Fatemeh Ganji is a postdoctoral fellow at the Florida Institute for
Cybersecurity (FICS) Research at the University of Florida. She
received her Ph.D. degree in Electrical Engineering from the
Technical University of Berlin in 2017. She has focused her research
activities on the applied and theoretical machine learning
techniques as well as mathematical tools for the security assessment
of hardware primitives, for instance, Physically Unclonable
Functions (PUFs). For her work on the learnability of PUFs, she has
received BIMoS PhD Award in 2018. Before joining FICS, Dr. Ganji
was a postdoctoral research fellow at T-Labs, Telekom Innovation
Laboratories and the Technical University of Berlin.

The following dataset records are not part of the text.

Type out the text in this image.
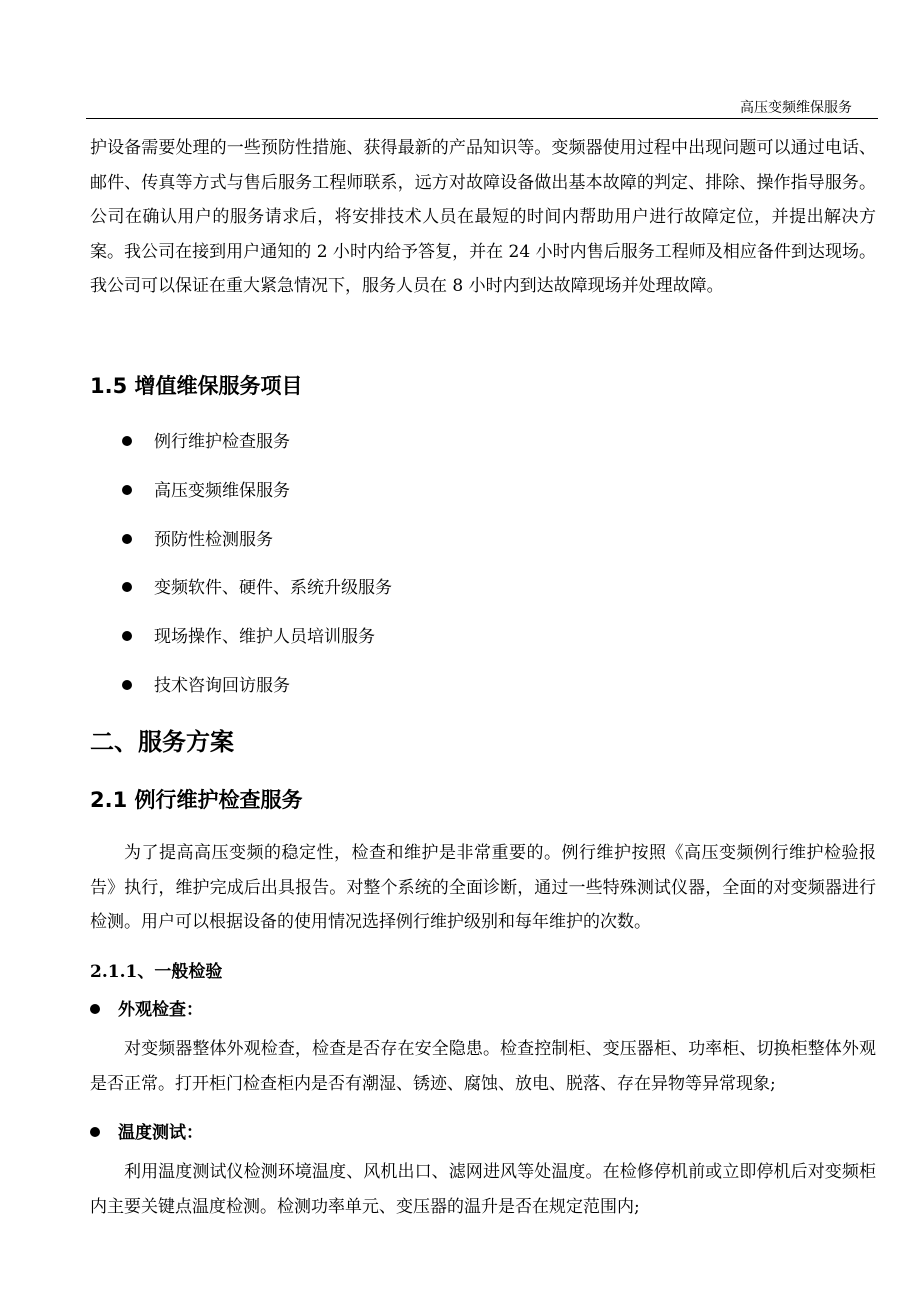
高压变频维保服务

护设备需要处理的一些预防性措施、获得最新的产品知识等。变频器使用过程中出现问题可以通过电话、邮件、传真等方式与售后服务工程师联系，远方对故障设备做出基本故障的判定、排除、操作指导服务。公司在确认用户的服务请求后，将安排技术人员在最短的时间内帮助用户进行故障定位，并提出解决方案。我公司在接到用户通知的 2 小时内给予答复，并在 24 小时内售后服务工程师及相应备件到达现场。我公司可以保证在重大紧急情况下，服务人员在 8 小时内到达故障现场并处理故障。

1.5 增值维保服务项目
例行维护检查服务
高压变频维保服务
预防性检测服务
变频软件、硬件、系统升级服务
现场操作、维护人员培训服务
技术咨询回访服务
二、服务方案
2.1 例行维护检查服务

为了提高高压变频的稳定性，检查和维护是非常重要的。例行维护按照《高压变频例行维护检验报告》执行，维护完成后出具报告。对整个系统的全面诊断，通过一些特殊测试仪器，全面的对变频器进行检测。用户可以根据设备的使用情况选择例行维护级别和每年维护的次数。

2.1.1、一般检验
外观检查：

对变频器整体外观检查，检查是否存在安全隐患。检查控制柜、变压器柜、功率柜、切换柜整体外观是否正常。打开柜门检查柜内是否有潮湿、锈迹、腐蚀、放电、脱落、存在异物等异常现象;

温度测试：

利用温度测试仪检测环境温度、风机出口、滤网进风等处温度。在检修停机前或立即停机后对变频柜内主要关键点温度检测。检测功率单元、变压器的温升是否在规定范围内;
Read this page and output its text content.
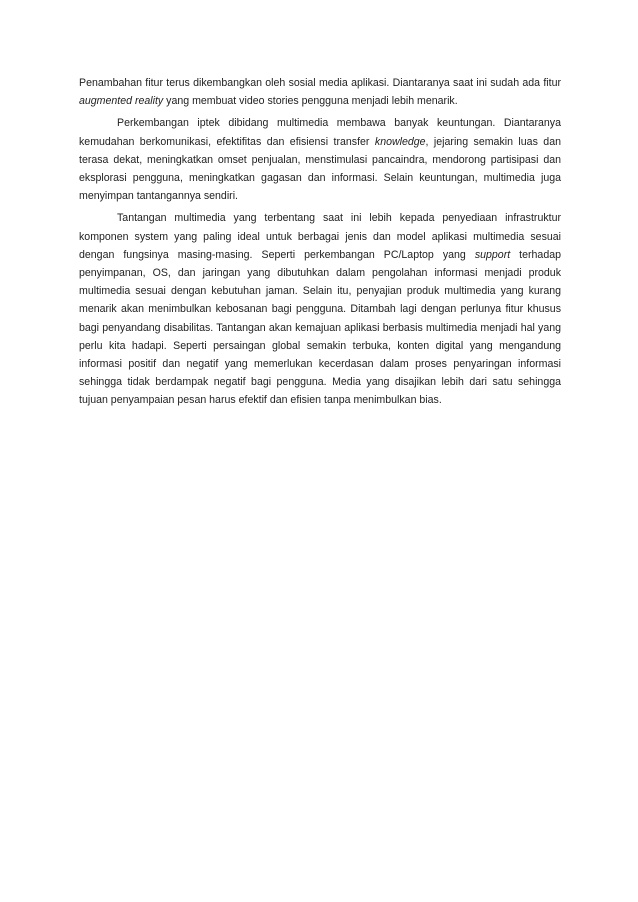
Penambahan fitur terus dikembangkan oleh sosial media aplikasi. Diantaranya saat ini sudah ada fitur augmented reality yang membuat video stories pengguna menjadi lebih menarik.

Perkembangan iptek dibidang multimedia membawa banyak keuntungan. Diantaranya kemudahan berkomunikasi, efektifitas dan efisiensi transfer knowledge, jejaring semakin luas dan terasa dekat, meningkatkan omset penjualan, menstimulasi pancaindra, mendorong partisipasi dan eksplorasi pengguna, meningkatkan gagasan dan informasi. Selain keuntungan, multimedia juga menyimpan tantangannya sendiri.

Tantangan multimedia yang terbentang saat ini lebih kepada penyediaan infrastruktur komponen system yang paling ideal untuk berbagai jenis dan model aplikasi multimedia sesuai dengan fungsinya masing-masing. Seperti perkembangan PC/Laptop yang support terhadap penyimpanan, OS, dan jaringan yang dibutuhkan dalam pengolahan informasi menjadi produk multimedia sesuai dengan kebutuhan jaman. Selain itu, penyajian produk multimedia yang kurang menarik akan menimbulkan kebosanan bagi pengguna. Ditambah lagi dengan perlunya fitur khusus bagi penyandang disabilitas. Tantangan akan kemajuan aplikasi berbasis multimedia menjadi hal yang perlu kita hadapi. Seperti persaingan global semakin terbuka, konten digital yang mengandung informasi positif dan negatif yang memerlukan kecerdasan dalam proses penyaringan informasi sehingga tidak berdampak negatif bagi pengguna. Media yang disajikan lebih dari satu sehingga tujuan penyampaian pesan harus efektif dan efisien tanpa menimbulkan bias.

She has
co-/authored a book and several papers that have appeared in
publications of Springer, International Association for Cryptologic
Research (IACR) and IEEE journals and conference
Shahin Tajik is a postdoctoral fellow at the Florida Institute for Cybersecurity (FICS) Research at the University of Florida. Before coming to the University of Florida, Dr. Tajik was a postdoctoral fellow at the working group SECT, a collaboration of the Technical University of Berlin and Deutsche Telekom Innovation Laboratories in Germany. He received his Ph.D. degree in Electrical Engineering in 2017 from the Technical University of Berlin. His field of research includes non-invasive and semiinvasive attacks, Physically Unclonable Functions (PUFs), security evaluation of FPGAs, and providing tamper protection mechanisms against attacks conducted from the IC backside. His ACM CCS’17 paper with the title "On the Power of Optical Contactless Probing: Attacking Bitstream Encryption of FPGAs" was awarded the 1st place in Applied Research Competition of European Cyber Security Awareness Week (CSAW) in 2017.